Rus Parlamentosu alt kanadı Duma'nın Savunma Komitesi Başkanı Andrei Kartapolov, Rostov-on-Don'daki Wagner savaşçılarının "kınanacak bir şey yapmadıklarına" inandığını söyledi. Onların "sadece komutanlarının emirlerini yerine getirdiklerini" ekledi.

Kartapolov'a göre, "kimseyi rahatsız etmediler ya da hiçbir şeyi kırmadılar." Ve hiç kimse onlardan şikayetçi değil - "ne Rostov sakinleri, ne Güney Askeri Bölgesi'ndeki askerler, ne de kolluk kuvvetleri."

Kartapolov, Wagner Grup'un kaderinin henüz belirlenmediğini, ancak yasaklanması gerektiğine inanmadığını da sözlerine ekledi. Baskıcı hükümetler genellikle yaygın bir isyana bu şekilde tepki vermezler. Bu, Wagner'e verilen destekten duyulan korkuyu ya da daha geniş çaplı isyanları provoke etmeme arzusunu yansıtıyor olabilir. Her halükarda Putin'in zayıf görünmesine neden oluyor.

Putin, geçen hafta sonu "birliğimizi parçalayan eylemler, halkımıza ihanettir" diyerek tarihi kasıtlı olarak çarpıttı. Bu, ülkemizin ve halkımızın sırtından vurulmuş bir bıçaktır: Rusya'ya 1917'de Birinci Dünya Savaşı'nda savaşırken böyle bir darbe vurulmuştur ve zaferi çalınmıştır iddiasını dile getirdi.

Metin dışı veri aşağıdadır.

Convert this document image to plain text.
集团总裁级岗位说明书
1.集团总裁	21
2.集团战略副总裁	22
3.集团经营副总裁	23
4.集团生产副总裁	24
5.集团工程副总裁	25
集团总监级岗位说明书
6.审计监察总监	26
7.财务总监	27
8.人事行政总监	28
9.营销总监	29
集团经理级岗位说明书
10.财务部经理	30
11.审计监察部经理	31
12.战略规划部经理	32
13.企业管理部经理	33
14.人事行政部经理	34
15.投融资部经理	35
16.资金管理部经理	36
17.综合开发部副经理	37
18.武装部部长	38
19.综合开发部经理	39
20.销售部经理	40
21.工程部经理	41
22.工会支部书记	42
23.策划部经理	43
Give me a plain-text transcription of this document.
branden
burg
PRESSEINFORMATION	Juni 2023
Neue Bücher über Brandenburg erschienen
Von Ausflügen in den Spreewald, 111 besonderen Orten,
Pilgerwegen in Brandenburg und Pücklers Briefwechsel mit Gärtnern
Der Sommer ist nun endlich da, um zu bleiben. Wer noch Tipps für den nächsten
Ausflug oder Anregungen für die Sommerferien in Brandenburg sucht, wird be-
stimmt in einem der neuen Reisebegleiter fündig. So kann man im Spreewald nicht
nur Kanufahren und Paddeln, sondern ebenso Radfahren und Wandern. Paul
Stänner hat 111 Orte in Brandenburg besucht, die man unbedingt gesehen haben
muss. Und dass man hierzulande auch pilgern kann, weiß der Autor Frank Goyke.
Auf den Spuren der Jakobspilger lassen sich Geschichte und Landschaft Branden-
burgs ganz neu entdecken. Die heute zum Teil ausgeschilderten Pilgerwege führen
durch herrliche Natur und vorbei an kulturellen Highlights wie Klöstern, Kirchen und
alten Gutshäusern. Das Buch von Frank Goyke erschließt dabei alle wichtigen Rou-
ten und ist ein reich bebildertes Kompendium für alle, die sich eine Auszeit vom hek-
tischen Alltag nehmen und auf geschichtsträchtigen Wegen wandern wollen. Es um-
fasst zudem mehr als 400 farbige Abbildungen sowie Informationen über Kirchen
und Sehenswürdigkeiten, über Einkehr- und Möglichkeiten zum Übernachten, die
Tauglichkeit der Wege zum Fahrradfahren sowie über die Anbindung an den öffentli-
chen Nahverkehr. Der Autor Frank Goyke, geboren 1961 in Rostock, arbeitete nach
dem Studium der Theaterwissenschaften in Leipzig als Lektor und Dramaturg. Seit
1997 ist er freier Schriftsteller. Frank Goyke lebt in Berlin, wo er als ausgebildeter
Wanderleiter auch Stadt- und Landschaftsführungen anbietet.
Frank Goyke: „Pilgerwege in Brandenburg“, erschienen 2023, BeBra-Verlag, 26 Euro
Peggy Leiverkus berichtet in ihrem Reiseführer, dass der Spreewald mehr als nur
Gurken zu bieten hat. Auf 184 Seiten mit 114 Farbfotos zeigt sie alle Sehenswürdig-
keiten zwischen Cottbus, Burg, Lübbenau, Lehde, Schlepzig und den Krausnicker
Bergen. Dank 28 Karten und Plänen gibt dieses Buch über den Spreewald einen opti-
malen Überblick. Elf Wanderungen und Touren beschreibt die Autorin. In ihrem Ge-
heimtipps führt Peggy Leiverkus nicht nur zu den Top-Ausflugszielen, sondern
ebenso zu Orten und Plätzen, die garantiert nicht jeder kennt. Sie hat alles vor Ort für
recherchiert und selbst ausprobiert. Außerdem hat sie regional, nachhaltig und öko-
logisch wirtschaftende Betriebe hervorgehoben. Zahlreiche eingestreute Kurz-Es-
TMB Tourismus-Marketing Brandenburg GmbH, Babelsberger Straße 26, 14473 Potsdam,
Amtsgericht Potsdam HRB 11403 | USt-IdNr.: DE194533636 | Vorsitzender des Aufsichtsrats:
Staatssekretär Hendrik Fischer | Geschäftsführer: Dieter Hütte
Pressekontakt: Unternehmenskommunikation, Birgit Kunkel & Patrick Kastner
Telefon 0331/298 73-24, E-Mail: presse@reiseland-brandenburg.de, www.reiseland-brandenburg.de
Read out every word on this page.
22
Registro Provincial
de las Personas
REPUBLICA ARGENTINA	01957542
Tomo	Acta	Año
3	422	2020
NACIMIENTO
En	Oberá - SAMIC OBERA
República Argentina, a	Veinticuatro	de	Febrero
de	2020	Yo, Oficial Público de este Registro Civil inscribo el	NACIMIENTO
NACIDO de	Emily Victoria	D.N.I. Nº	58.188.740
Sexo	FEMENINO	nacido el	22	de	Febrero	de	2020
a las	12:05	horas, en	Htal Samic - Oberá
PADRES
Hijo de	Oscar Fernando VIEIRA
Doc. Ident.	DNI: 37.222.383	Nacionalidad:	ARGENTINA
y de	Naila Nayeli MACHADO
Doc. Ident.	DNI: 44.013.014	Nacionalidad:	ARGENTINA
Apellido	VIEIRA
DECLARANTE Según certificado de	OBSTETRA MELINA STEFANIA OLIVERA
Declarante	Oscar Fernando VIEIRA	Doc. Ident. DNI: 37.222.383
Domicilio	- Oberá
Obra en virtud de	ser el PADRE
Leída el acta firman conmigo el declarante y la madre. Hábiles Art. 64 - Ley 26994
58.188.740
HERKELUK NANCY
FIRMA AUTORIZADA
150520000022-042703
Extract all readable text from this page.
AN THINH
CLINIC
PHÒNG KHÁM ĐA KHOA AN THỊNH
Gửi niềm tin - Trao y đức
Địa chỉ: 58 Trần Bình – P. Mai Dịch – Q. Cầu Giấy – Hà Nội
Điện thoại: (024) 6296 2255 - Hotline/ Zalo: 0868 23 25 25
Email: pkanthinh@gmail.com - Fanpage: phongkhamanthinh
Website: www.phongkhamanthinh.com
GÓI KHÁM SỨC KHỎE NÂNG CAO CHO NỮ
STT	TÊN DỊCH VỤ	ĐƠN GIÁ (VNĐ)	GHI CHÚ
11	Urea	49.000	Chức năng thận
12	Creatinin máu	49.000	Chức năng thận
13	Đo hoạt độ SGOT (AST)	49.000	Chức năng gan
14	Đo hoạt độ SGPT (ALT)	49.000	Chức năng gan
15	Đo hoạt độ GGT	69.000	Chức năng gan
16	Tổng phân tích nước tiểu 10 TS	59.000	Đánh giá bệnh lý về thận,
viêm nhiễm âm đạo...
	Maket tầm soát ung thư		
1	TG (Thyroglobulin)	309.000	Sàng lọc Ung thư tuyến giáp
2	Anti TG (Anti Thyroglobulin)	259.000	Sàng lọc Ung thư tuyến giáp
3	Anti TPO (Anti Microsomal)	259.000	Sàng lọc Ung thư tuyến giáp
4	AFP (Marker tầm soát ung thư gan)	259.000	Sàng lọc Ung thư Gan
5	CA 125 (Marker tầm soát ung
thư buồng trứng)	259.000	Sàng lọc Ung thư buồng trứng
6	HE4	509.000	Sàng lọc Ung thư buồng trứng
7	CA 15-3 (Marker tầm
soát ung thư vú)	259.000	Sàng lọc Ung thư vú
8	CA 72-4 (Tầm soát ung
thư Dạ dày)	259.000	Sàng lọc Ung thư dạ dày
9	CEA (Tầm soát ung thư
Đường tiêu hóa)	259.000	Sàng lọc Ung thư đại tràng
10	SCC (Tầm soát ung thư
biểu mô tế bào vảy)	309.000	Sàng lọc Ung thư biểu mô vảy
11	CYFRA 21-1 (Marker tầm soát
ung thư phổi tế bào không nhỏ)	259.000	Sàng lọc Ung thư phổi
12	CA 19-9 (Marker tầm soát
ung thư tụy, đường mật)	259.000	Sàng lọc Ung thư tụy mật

"Ordunun ve halkın arkasından çevrilen entrikalar, çekişmeler ve politikalar en büyük felakete, ordunun ve devletin yok olmasına, büyük toprakların kaybedilmesine, bir trajediye ve iç savaşa neden oldu" diyerek 1917 Rus Devrimi'nden bahsetmesi gerçek bir isyandan korktuğunu gösteriyor.

Ekim Devrimi'nde askerlerin isyana katılması bir "sırtından bıçaklama" değildi. Milyonları ölüm tarlalarına savuran emperyalist savaşı sürdüren "liberal" bir rejime karşı işçilerin, askerlerin ve köylülerin muazzam bir hareketiydi.

Şimdi de böyle bir harekete ihtiyaç var. Prigojin'in darbesi, dikkatleri Ukrayna'nın kanlı karşı atağından kaçırdı. NATO'nun parası ve silahlarıyla sonuna kadar desteklenen bu saldırı, korkunç kayıplar pahasına yalnızca çok sınırlı kazanımlar elde etti.

Bir ABD medya raporu şu itirafta bulunuyor: 

"Ukrayna'nın Rusya'ya karşı umutları açısından kritik önem taşıyan karşı saldırının üçüncü haftasında Ukrayna ordusu, Batı'nın sağladığı yeni sofistike silahları kullanırken bile planlarını zorlaştıran bir dizi can sıkıcı sorunla karşılaşıyor.

"Rusya'nın savunma hattını koruyan ve güneydeki açık bozkırda ilerleyen Ukrayna birlikleri için bir ölüm alanı oluşturan geniş mayın tarlaları da cabası." 

Bu durum, yöneticilerin ve generallerin insani bedeli ne olursa olsun taarruza geçtikleri Birinci Dünya Savaşı saldırılarını andırıyor. Ancak bugünkü silahlar çok daha korkutucu.

Çözüm, elitlerin manevralarından ya da bir grup askeri haydudun yerine bir başkasını getirmekle gelmeyecektir. Bunun yerine, hem doğuda hem de batıda orduya, politikacılara ve savaşa yol açan sisteme karşı aşağıdan devrimci bir isyan başlatılmalıdır.